In this case, the only null hypothesis rejected is the one regarding the remaining battery load in the network. The difference between the response variables means for the rest of hypotheses is quite appreciable. For the End to End Delay, Packet Loss Ratio and Goodput metrics, a large difference is noticeable between the protocols. The best performance in those metrics is exhibited by the cross-layer protocol.

Figure 7 Source: The authors

However, regarding the Battery Consumption, a difference close to 10% in favor of IEEE 802.15.4 slotted can be observed. This result can be explained by longer inactive periods in IEEE 802.15.4 slotted and less slots in listening mode in IEEE 802.15.4 unslotted when compared with the cross-layer ones.

Another important issue that we considered in our experiments was the transmission power level.
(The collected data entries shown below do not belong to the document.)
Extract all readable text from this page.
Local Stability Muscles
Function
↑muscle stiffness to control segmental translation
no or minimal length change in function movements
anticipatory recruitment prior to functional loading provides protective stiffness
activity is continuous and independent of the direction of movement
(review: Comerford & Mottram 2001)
As mentioned in section 2, WBAN nodes should not perform transmissions at high power levels, not only aiming to reduce energy consumption, but also trying to reduce the electromagnetic absorption rate in the body, which could result in health problems related to WBAN’s use.

Figs. 8-11 show the transmission power levels for every node in 4 randomly chosen treatments of the experiments, Figs. 8, 9 correspond to WBANs formed up by 5 nodes and transmissions every 30 seconds, and 5 minutes respectively, while Figs. 10, 11 correspond to cases with 12 nodes.

Figure 8 Source: The authors

Figure 9 Source: The authors

Figure 10 Source: The authors

Figure 11 Source: The authors

It is evident that in networks using the cross-layer approach, nodes performed transmissions at lower power levels help to reduce electromagnetic absorption. It can be observed that in WBANs with a greater density of nodes, the power level tends to reduce considerably among all nodes, even performing transmissions at the lowest power levels.

Such a result shows an extra benefit resulted from the use of the cross-layer protocol, as it prevents collateral damage and discomfort to WBAN’s users.